Réforme du droit du travail : l’approbation des accords d’entreprise facilitée

Réforme du droit du travail : l’approbation des accords d’entreprise facilitée
L’objectif du dispositif est de faciliter l’adoption des accords d’entreprise et d’établissement. - © Yuri_Arcurs

L’avant-projet de loi que porte la ministre du Travail, Myriam El Khomri, modifie les conditions d’approbation des accords d’entreprise et d’établissement.

Le gouvernement souhaite changer les modalités d’approbation des accords d’entreprise et d’établissement. L’avant-projet de loi controversé de la ministre du Travail, vise officiellement « à instituer de nouvelles libertés et de nouvelles protections pour les entreprises et les actifs ». Il doit être présenté le 9 mars en Conseil des ministres par Myriam El Khomri.

La signature des syndicats ayant obtenu 50 % des voix

Pour qu’un accord d’entreprise ou d’établissement soit validé, il devra être signé par l’employeur et un ou des syndicats représentatifs ayant recueilli au moins 50 % des voix au premier tour des élections :

  • du comité d’entreprise ou à la délégation unique du personnel ;
  • à défaut des délégués du personnel.

L’accord sera valable même si un ou des syndicats de l’entreprise s’y opposent.

Actuellement, le seuil pour que des syndicats approuvent un accord est fixé à 30 % des voix aux élections.

Mais l’opposition de syndicats ayant obtenu la majorité des suffrages exprimés entraîne l’échec des négociations.

… ou 30 % plus un référendum favorable

Si l’accord est conclu par l’employeur et par un ou des syndicats ayant atteint le seuil de 30 %, l’un ou plusieurs d’entre eux pourront exiger l’organisation d’un référendum auprès des salariés.

Dans le cas où « à l’issue d’un délai de huit jours à compter de cette demande, les éventuelles signatures d’autres organisations syndicales représentatives » n’auront pas permis d’atteindre le seuil de 50 %, l’employeur devra organiser un référendum.

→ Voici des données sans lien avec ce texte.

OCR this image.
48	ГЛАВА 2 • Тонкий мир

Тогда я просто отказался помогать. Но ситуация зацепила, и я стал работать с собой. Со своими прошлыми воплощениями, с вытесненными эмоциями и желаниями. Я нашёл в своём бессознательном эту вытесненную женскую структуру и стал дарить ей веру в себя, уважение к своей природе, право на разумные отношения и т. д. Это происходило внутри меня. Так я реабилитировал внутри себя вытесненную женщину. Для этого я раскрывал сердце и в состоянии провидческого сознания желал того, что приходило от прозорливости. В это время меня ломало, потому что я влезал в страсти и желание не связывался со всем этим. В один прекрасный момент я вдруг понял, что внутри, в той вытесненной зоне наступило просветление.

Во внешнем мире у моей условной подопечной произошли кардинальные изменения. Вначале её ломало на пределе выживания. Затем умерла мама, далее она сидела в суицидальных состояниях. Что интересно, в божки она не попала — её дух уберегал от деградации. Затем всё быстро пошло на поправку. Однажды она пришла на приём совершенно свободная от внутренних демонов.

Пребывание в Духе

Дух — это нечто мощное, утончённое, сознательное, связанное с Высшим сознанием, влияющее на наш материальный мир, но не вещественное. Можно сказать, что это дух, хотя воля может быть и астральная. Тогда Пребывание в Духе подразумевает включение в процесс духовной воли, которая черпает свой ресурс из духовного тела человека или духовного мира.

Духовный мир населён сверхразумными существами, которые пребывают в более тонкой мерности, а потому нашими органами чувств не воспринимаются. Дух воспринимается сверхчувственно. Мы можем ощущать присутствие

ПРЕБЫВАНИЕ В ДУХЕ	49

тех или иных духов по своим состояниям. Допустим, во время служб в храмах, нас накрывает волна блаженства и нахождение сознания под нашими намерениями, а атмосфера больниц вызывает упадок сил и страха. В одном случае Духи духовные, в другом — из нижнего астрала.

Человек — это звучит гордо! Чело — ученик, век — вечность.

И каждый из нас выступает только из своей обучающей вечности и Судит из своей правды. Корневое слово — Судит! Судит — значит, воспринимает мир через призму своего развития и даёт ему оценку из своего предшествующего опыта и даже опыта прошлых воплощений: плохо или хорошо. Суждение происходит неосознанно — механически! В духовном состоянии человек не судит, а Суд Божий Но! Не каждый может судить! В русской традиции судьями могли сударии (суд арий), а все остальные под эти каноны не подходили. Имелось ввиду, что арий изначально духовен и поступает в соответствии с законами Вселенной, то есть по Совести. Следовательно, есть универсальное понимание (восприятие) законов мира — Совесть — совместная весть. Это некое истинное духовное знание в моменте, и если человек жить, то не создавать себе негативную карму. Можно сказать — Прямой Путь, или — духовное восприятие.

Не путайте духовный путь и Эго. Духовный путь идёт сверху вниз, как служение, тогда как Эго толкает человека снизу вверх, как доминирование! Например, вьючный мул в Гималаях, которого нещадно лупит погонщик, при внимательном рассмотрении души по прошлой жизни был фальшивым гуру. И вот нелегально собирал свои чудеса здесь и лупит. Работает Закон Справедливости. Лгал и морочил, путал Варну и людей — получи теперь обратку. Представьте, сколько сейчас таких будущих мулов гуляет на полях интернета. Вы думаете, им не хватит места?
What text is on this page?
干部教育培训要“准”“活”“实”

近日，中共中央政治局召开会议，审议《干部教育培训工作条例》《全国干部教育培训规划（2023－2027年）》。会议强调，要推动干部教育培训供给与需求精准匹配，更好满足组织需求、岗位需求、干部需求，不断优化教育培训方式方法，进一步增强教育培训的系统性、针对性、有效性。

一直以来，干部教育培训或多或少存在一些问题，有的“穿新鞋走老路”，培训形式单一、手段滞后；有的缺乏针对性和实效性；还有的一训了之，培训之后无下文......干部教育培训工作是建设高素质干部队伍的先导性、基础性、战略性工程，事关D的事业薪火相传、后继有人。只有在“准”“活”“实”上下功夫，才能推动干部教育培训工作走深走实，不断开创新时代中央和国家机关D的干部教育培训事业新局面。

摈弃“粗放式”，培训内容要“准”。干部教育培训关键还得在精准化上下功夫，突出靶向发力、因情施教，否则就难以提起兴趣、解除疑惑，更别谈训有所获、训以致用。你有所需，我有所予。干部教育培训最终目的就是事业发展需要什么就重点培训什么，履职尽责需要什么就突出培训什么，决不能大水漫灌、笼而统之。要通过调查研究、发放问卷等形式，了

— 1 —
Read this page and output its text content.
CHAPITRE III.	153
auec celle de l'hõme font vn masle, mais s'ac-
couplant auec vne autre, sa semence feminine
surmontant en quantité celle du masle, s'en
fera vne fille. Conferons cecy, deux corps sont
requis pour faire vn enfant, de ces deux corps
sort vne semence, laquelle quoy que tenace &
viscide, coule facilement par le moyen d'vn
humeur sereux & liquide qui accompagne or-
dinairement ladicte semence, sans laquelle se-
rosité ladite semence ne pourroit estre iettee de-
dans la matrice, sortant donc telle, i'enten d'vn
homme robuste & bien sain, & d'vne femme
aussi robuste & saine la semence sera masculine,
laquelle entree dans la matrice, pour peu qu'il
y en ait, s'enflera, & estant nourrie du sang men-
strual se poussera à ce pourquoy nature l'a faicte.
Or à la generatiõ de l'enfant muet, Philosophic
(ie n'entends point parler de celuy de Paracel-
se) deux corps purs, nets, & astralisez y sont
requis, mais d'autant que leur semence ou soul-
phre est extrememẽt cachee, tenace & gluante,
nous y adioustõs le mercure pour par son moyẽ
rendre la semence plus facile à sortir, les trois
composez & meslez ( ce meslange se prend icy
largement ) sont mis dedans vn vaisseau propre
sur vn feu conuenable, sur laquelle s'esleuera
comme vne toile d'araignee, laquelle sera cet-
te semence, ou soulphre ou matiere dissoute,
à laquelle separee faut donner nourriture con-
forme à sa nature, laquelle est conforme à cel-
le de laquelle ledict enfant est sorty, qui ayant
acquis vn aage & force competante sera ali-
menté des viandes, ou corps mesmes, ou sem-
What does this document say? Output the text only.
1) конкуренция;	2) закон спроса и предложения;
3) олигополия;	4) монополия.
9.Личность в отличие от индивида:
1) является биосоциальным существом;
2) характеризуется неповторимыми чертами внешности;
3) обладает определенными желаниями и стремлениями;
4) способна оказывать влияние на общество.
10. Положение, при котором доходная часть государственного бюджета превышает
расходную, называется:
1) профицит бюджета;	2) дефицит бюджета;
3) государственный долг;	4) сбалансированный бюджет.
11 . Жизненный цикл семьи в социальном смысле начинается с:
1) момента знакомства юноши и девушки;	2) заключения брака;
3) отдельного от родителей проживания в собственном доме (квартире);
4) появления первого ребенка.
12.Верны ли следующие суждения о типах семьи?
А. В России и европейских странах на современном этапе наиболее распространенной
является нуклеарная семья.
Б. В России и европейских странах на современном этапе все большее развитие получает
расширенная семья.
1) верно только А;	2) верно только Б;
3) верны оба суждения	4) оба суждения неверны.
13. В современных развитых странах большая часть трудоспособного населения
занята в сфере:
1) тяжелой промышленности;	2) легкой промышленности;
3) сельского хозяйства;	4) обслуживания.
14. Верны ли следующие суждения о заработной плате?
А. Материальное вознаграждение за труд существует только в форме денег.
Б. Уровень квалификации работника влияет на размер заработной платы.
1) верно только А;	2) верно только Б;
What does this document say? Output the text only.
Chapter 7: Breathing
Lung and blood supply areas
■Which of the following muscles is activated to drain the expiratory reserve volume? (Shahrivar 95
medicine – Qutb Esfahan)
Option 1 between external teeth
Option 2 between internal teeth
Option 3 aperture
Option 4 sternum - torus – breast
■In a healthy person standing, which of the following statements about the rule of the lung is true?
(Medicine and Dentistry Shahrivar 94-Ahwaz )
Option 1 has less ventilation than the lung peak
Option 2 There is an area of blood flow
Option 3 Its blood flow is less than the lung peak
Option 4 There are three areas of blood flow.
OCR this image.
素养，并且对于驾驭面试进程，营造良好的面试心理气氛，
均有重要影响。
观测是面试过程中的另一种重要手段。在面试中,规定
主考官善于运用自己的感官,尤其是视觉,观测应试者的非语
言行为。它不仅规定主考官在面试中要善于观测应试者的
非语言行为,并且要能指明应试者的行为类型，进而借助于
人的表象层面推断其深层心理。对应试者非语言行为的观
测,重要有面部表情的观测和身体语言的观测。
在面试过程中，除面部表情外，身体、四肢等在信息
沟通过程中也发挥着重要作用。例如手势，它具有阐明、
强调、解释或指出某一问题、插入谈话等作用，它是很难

La consultation portera sur l’approbation de l’accord.

L’accord sera valable dès lors qu’une majorité de salariés voteront pour le « Oui ».

Ce référendum pourra « être organisé par voie électronique ».

Le renforcement des accords d’entreprise

Le gouvernement espère faciliter l’adoption des accords d’entreprise et d’établissement.

L’avant-projet prévoit qu’ils puissent primer sur les conventions et accords de branche, notamment en matière de temps de travail, même si ces derniers textes sont plus favorables aux salariés.